El corazón de Dios no tiene fronteras. Eso mismo provoca que cuando se trata de hacer algo, como lo que se pretende a partir de esta Jornada (a partir de y no sólo en ésta), se ha de intentar que se universalice el efecto de la llamada, que no se quede en aquellos que conocen el mensaje y la doctrina de Cristo y, por lo tanto, la voluntad de Dios sino que, al contrario, comprenda, en ella, a todos los corazones que, al unísono, han de latir, que a la vez, han de manifestar su querencia por el amor de Dios, su voluntad de no ser ajenos a la influencia de la vida que el Padre infunde en nosotros, de ser (como dicen los materiales preparados para la ocasión que aunque, como en este caso, vayan dirigidos a jóvenes bien valen para todos los que no lo somos tanto) «motores en el interior de la humanidad».

Por último, en la, digamos, despedida que, en el Guión Litúrgico para la Eucaristía del IV Domingo de Pascua se ha elaborado, se dice que «somos enviados como buenos pastores para conducir a nuestros hermanos al buen pasto de la fraternidad y del amor. Lo hemos aprendido del Señor y nos sentimos orgullosos de haber descubierto que podemos ser como Él, Buen Pastor. Nuestro compromiso con la Iglesia se puede concretar en esta Jornada en orar al Buen Pastor para que siga enviando otros pastores a su Iglesia, y en colaborar para que aquellos que han sido llamados puedan disponer de los recursos necesarios para ser fieles hasta el final». Esto, pienso yo, también se hace extensible, o habría que hacerlo, a todos, y no sólo a los que vayan a ser sacerdotes o religiosos. La llamada, esa vocación que, más que particular, y en este caso y Jornada, comprensible, es para cada una de las personas que nos consideramos hijos de Dios porque así cumplimos con su voluntad: que todos sean uno.

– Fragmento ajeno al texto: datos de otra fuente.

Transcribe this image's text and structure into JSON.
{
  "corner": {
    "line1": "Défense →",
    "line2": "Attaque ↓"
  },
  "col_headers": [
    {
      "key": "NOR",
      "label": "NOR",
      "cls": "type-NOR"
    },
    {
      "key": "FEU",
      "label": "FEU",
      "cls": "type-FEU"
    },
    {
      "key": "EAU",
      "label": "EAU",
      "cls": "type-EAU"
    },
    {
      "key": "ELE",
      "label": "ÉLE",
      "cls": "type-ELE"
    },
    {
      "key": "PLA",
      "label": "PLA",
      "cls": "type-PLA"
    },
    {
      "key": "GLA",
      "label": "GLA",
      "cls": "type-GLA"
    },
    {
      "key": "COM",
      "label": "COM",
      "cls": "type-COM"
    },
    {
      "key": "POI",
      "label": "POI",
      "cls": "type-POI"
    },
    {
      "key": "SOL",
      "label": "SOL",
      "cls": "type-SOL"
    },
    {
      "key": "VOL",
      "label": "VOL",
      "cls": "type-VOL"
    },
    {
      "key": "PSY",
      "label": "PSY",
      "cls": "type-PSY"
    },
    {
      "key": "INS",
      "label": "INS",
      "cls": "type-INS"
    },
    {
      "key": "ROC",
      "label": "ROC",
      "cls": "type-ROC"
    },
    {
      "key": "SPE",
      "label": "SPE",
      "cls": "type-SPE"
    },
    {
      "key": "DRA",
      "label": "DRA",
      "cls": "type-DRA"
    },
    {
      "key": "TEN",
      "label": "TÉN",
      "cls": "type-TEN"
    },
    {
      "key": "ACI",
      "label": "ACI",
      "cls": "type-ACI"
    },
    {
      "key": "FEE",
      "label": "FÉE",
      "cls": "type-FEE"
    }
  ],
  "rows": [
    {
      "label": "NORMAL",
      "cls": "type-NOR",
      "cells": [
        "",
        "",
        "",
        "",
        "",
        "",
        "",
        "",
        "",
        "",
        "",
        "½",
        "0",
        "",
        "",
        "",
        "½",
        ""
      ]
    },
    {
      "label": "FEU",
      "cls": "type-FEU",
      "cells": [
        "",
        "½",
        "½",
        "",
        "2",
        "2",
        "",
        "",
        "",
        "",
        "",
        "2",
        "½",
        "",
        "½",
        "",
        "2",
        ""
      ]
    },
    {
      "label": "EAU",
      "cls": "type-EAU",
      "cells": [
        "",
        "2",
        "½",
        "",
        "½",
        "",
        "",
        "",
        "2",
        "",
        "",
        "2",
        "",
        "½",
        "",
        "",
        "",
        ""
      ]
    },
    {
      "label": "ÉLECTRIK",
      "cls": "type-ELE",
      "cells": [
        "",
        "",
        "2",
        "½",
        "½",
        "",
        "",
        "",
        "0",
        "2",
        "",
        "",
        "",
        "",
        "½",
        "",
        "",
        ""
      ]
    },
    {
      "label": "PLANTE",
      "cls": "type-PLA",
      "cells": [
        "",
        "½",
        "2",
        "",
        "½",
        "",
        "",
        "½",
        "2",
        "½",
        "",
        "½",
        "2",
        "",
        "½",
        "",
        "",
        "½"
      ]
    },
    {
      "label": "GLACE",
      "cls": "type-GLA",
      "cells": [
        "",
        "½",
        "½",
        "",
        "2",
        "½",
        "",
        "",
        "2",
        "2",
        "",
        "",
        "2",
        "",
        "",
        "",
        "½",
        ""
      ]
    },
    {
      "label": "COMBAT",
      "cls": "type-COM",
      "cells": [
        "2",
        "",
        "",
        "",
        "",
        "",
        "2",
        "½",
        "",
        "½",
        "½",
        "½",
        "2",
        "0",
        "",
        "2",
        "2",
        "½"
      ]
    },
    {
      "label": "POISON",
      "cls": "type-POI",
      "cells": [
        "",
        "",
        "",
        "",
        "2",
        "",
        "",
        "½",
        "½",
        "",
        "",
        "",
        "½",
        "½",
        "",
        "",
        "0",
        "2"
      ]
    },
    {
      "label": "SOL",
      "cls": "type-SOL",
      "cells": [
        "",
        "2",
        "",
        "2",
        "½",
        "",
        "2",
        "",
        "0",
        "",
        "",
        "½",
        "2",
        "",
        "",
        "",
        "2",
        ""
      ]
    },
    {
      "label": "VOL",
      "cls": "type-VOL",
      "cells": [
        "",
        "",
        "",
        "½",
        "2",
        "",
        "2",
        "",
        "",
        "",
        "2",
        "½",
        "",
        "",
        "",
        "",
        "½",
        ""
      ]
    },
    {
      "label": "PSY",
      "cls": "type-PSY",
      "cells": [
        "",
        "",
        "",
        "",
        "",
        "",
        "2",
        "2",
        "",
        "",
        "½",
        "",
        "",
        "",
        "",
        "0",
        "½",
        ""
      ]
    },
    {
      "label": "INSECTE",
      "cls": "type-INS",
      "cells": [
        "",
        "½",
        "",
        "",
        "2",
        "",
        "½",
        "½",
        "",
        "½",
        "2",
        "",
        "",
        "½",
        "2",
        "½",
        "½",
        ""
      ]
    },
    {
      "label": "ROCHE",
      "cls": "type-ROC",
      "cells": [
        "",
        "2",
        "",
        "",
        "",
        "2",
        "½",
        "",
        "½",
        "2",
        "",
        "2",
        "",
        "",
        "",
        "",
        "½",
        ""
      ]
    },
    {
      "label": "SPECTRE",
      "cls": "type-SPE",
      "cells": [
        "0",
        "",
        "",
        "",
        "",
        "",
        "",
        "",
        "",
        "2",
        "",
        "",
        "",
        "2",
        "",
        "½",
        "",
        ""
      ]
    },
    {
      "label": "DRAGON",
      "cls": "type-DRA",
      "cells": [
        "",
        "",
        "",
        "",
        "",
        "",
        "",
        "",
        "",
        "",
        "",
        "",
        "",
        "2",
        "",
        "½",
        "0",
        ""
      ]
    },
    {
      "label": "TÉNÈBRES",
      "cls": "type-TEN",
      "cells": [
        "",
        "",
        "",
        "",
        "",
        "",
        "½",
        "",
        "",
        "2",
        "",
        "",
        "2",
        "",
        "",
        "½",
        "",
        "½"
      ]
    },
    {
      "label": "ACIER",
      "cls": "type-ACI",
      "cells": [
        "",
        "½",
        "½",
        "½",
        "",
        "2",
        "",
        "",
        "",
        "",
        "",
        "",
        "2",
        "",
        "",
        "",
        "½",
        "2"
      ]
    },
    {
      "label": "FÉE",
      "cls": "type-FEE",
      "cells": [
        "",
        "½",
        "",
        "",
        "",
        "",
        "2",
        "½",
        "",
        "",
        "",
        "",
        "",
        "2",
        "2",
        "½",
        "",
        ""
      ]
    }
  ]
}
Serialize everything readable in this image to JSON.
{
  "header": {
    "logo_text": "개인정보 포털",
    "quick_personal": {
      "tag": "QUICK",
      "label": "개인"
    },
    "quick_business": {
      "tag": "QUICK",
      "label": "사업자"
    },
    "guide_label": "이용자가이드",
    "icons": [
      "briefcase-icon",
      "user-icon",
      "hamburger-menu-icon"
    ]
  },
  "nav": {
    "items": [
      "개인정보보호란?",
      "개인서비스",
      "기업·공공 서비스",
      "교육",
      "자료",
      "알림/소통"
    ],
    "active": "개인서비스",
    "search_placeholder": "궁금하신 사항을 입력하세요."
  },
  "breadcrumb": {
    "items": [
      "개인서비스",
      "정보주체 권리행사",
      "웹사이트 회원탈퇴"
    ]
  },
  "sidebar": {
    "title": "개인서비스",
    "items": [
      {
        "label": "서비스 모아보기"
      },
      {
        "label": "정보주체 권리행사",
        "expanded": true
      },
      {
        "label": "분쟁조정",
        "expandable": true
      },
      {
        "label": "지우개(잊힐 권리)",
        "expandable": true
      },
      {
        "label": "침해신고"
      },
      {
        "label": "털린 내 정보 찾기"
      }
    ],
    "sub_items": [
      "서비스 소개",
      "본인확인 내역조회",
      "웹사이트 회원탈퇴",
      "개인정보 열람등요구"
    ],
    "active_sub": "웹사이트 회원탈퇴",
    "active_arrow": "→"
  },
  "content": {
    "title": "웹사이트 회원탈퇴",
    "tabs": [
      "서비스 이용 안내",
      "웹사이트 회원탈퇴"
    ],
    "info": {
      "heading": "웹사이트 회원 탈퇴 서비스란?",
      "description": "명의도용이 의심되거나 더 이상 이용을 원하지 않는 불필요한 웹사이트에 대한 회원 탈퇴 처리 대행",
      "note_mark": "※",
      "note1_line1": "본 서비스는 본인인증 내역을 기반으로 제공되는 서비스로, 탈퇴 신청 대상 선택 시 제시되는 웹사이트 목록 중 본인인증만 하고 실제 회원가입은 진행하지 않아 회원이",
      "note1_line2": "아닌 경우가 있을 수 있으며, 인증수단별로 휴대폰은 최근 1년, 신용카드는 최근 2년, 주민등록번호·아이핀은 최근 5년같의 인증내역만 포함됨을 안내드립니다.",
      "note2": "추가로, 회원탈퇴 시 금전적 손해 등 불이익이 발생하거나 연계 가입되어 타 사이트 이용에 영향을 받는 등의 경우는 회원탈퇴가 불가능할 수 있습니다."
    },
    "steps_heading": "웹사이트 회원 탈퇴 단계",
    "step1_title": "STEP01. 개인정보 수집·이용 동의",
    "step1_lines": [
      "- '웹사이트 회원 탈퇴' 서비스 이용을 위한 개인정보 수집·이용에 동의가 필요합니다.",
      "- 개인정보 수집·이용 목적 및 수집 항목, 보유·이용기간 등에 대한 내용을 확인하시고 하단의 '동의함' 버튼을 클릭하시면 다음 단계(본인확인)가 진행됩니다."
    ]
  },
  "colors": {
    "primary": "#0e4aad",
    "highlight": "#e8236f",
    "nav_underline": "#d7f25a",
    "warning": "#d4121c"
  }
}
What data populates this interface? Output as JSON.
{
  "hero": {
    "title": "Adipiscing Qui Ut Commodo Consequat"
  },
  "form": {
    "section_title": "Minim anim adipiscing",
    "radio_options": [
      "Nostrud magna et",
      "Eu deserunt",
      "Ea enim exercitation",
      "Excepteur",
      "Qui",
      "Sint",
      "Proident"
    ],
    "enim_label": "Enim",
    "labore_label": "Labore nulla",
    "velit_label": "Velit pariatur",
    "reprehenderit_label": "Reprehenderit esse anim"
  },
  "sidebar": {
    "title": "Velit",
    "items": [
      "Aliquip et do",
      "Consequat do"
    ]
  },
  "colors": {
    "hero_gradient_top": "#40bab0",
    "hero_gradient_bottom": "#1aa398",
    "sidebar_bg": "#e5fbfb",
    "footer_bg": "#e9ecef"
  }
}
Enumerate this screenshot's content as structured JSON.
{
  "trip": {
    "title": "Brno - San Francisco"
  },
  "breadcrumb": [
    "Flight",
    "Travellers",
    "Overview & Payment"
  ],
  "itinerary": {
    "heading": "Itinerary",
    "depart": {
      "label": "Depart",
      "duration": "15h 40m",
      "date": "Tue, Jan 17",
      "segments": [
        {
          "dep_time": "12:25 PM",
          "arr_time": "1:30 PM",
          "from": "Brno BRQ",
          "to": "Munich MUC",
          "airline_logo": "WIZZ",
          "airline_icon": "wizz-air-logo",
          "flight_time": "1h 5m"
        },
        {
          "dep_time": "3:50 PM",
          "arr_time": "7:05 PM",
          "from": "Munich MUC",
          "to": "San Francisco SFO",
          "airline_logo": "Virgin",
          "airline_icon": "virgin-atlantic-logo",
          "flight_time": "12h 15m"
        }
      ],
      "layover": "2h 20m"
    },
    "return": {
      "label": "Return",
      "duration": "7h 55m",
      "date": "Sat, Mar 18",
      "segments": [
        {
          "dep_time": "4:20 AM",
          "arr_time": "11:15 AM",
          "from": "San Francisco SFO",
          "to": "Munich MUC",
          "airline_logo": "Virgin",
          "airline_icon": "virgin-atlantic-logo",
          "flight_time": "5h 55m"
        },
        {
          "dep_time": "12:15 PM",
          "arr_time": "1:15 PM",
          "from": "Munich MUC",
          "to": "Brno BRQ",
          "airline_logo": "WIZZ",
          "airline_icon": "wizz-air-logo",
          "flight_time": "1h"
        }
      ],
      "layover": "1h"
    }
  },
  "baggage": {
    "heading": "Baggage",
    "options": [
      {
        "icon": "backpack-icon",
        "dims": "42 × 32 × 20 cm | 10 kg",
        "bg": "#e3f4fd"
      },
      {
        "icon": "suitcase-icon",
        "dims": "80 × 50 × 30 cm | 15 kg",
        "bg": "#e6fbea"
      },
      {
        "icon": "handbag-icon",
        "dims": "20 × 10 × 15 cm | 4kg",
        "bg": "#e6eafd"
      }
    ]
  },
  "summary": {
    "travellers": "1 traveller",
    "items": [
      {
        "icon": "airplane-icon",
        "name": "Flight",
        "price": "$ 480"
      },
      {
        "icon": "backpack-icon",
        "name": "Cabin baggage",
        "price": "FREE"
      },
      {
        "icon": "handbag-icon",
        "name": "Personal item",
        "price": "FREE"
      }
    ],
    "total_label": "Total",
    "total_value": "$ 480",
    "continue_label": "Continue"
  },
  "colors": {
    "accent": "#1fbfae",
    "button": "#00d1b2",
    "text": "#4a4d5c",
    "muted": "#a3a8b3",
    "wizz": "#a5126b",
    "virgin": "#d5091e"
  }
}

Por eso mismo, se presenta el testimonio de D. Santiago Casanova, Laico, que clarifica bastante la extensión que resulta importante hacer de esa, tan repetida aquí, llamada. Nos dice que se levanta «cada mañana sintiendo que el Padre me sigue llamando a ser fermento en la masa, que el Padre me sigue interpelando en mi trabajo, en mi familia, en mi entorno».

Ni más ni menos, porque se trata de un latir del corazón del mundo en el que estamos todos aunque unos, de forma especial, admitan que son lo que son y, por eso, se entregan en una medida, digamos, rebosante, llena, en plenitud con el amor de Dios.

Al menos, el resto, permanecemos en la retaguardia de la fe como avanzadilla del hoy, para que no se olvide que también en nuestros corazones late esa llamada, que también respondemos como sabemos y que, también, queremos, como dice el Santo Padre, en el mensaje antes citado, ponernos «al servicio del Evangelio» porque percibimos la presencia de Dios «y, de este modo, aprendemos también a reconocerla en nuestra vida cotidiana», como un latir eterno, para la eternidad.